Youtube is selling your eyeballs, so of course they’re interested in what you get up to. They know when and where you looked, for how long, whether you finished an item, whether you watched an ad and if as a result you clicked on it. Behind all this surveillance is the chink of money being counted.

On the whole most of us are quite happy to let this go on in the background. We watch what we want to watch and try not to be manipulated into watching what we don’t want to watch … “You’ll never guess what happened next” and other clickbait avoided.

An important aide to an enjoyable Youtube session is an ad blocker. A good ad blocker will seamlessly remove those ads which interrupt longer pieces and insist on you watching for at least five seconds.

I understand this is a matter of much irritation to Youtube. A constant arms race continues between Youtube boffins trying to produce a blocker-proof ad, and the ad blocker people trying to keep ahead of them.

However using an ad blocker in this way does bring us to an ethical dilemma. People producing Youtube vids often depend on them for an income, in some cases most or all of their income. Part of that income comes from measured traffic on the ads inserted in their material by Youtube.

The possibility that I am blocking some small part of this by avoiding ads is not a problem if the content provider is someone like DAZN, a sportscasting company which throws billions of dollars around in public acquisitions. They do not need my pittance. But thank you for the football coverage.

Still, a lot of Youtube content still emerges from a cottage industry. Minority pursuit videos are often done by two people taking turns filming each other. Obscure hobbies attract dedicated individuals. Sometimes the possibility of being paid by Youtube for what they were doing for nothing comes as a pleasant surprise.

When you are looking at a site like this it is easy to feel guilty. Yes, I am enjoying the video without irritating interruptions, but the person producing it, who has become a famliar and admired figure, is missing out on the money to be earned by seducing my eyeballs.

Discussing this with computer-using friends I find I am not the only one bothered by this. A popular solution is to leave a “like”, whether you liked that particular offering or not. Subscribing is also a boost for a site.

Youtube also measures “engagement”, by which it means the response in messages to the site. So a costless word or two like “Bravo” or “Nice video” will help. This is not just a matter of pleasing Youtube. As a site operator in a small way I can assure you that all responses (other then the rabidly hostile ones) produce a grateful glow.
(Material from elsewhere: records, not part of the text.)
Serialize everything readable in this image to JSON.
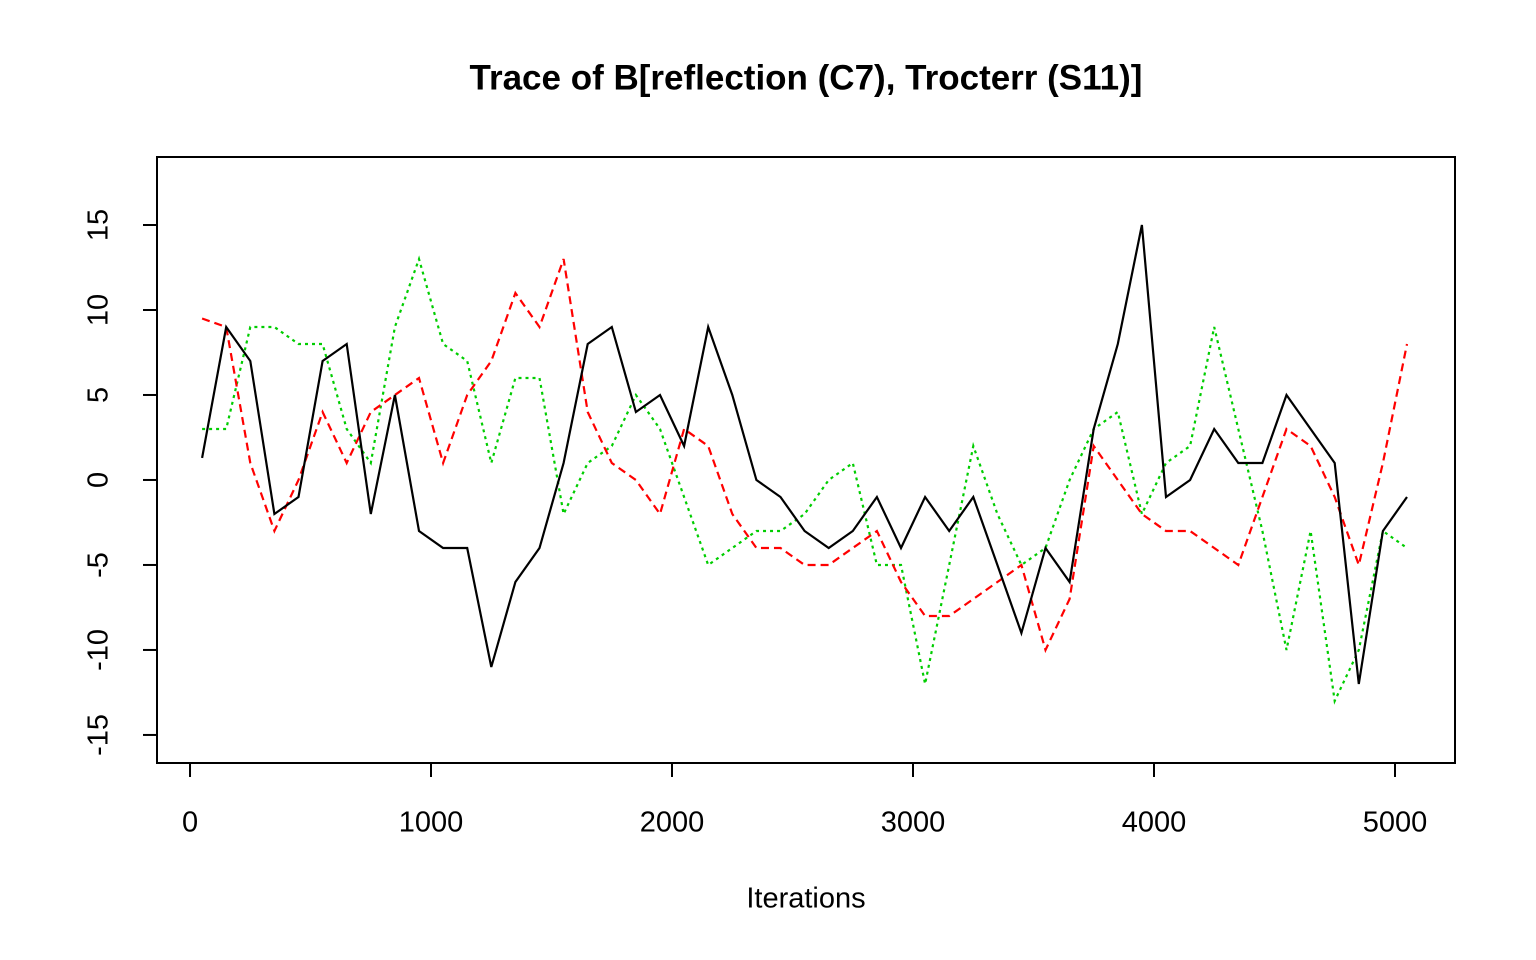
{
  "chart_data": {
    "type": "line",
    "title": "Trace of B[reflection (C7), Trocterr (S11)]",
    "x_label": "Iterations",
    "xlim": [
      -137,
      5249
    ],
    "ylim": [
      -16.65,
      19
    ],
    "xticks": [
      0,
      1000,
      2000,
      3000,
      4000,
      5000
    ],
    "yticks": [
      -15,
      -10,
      -5,
      0,
      5,
      10,
      15
    ],
    "x": [
      50,
      150,
      250,
      350,
      450,
      550,
      650,
      750,
      850,
      950,
      1050,
      1150,
      1250,
      1350,
      1450,
      1550,
      1650,
      1750,
      1850,
      1950,
      2050,
      2150,
      2250,
      2350,
      2450,
      2550,
      2650,
      2750,
      2850,
      2950,
      3050,
      3150,
      3250,
      3350,
      3450,
      3550,
      3650,
      3750,
      3850,
      3950,
      4050,
      4150,
      4250,
      4350,
      4450,
      4550,
      4650,
      4750,
      4850,
      4950,
      5050
    ],
    "series": [
      {
        "color": "#000000",
        "dash": "solid",
        "values": [
          1.3,
          9,
          7,
          -2,
          -1,
          7,
          8,
          -2,
          5,
          -3,
          -4,
          -4,
          -11,
          -6,
          -4,
          1,
          8,
          9,
          4,
          5,
          2,
          9,
          5,
          0,
          -1,
          -3,
          -4,
          -3,
          -1,
          -4,
          -1,
          -3,
          -1,
          -5,
          -9,
          -4,
          -6,
          3,
          8,
          15,
          -1,
          0,
          3,
          1,
          1,
          5,
          3,
          1,
          -12,
          -3,
          -1
        ]
      },
      {
        "color": "#ff0000",
        "dash": "dashed",
        "values": [
          9.5,
          9,
          1,
          -3,
          0,
          4,
          1,
          4,
          5,
          6,
          1,
          5,
          7,
          11,
          9,
          13,
          4,
          1,
          0,
          -2,
          3,
          2,
          -2,
          -4,
          -4,
          -5,
          -5,
          -4,
          -3,
          -6,
          -8,
          -8,
          -7,
          -6,
          -5,
          -10,
          -7,
          2,
          0,
          -2,
          -3,
          -3,
          -4,
          -5,
          -1,
          3,
          2,
          -1,
          -5,
          1,
          8
        ]
      },
      {
        "color": "#00cd00",
        "dash": "dotted",
        "values": [
          3,
          3,
          9,
          9,
          8,
          8,
          3,
          1,
          9,
          13,
          8,
          7,
          1,
          6,
          6,
          -2,
          1,
          2,
          5,
          3,
          -1,
          -5,
          -4,
          -3,
          -3,
          -2,
          0,
          1,
          -5,
          -5,
          -12,
          -5,
          2,
          -2,
          -5,
          -4,
          0,
          3,
          4,
          -2,
          1,
          2,
          9,
          3,
          -3,
          -10,
          -3,
          -13,
          -10,
          -3,
          -4
        ]
      }
    ]
  }
}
If you really want to be generous you can sign up for Patreon, which will funnel a donation on your behalf, or “Buy me a coffee” which does the same thing on a more small and casual scale. This may get you a mention and a thanks on your favourite site.

One of my more thoughtful friends has noticed that content providers these days often urge, or even beg, visitors to stay for the end of the video. Apparently Youtube pays more for this. So whenever he opens a video on a site he approves of he keeps it running to the end. If he doesn’t actually want to watch it to the end he opens a new window and leaves the old one running underneath it.

No doubt Youtube would regard this as a dishonest trick. But then Youtube is a bit of a dishonest trick itself. We all know the endless scroll is addictive.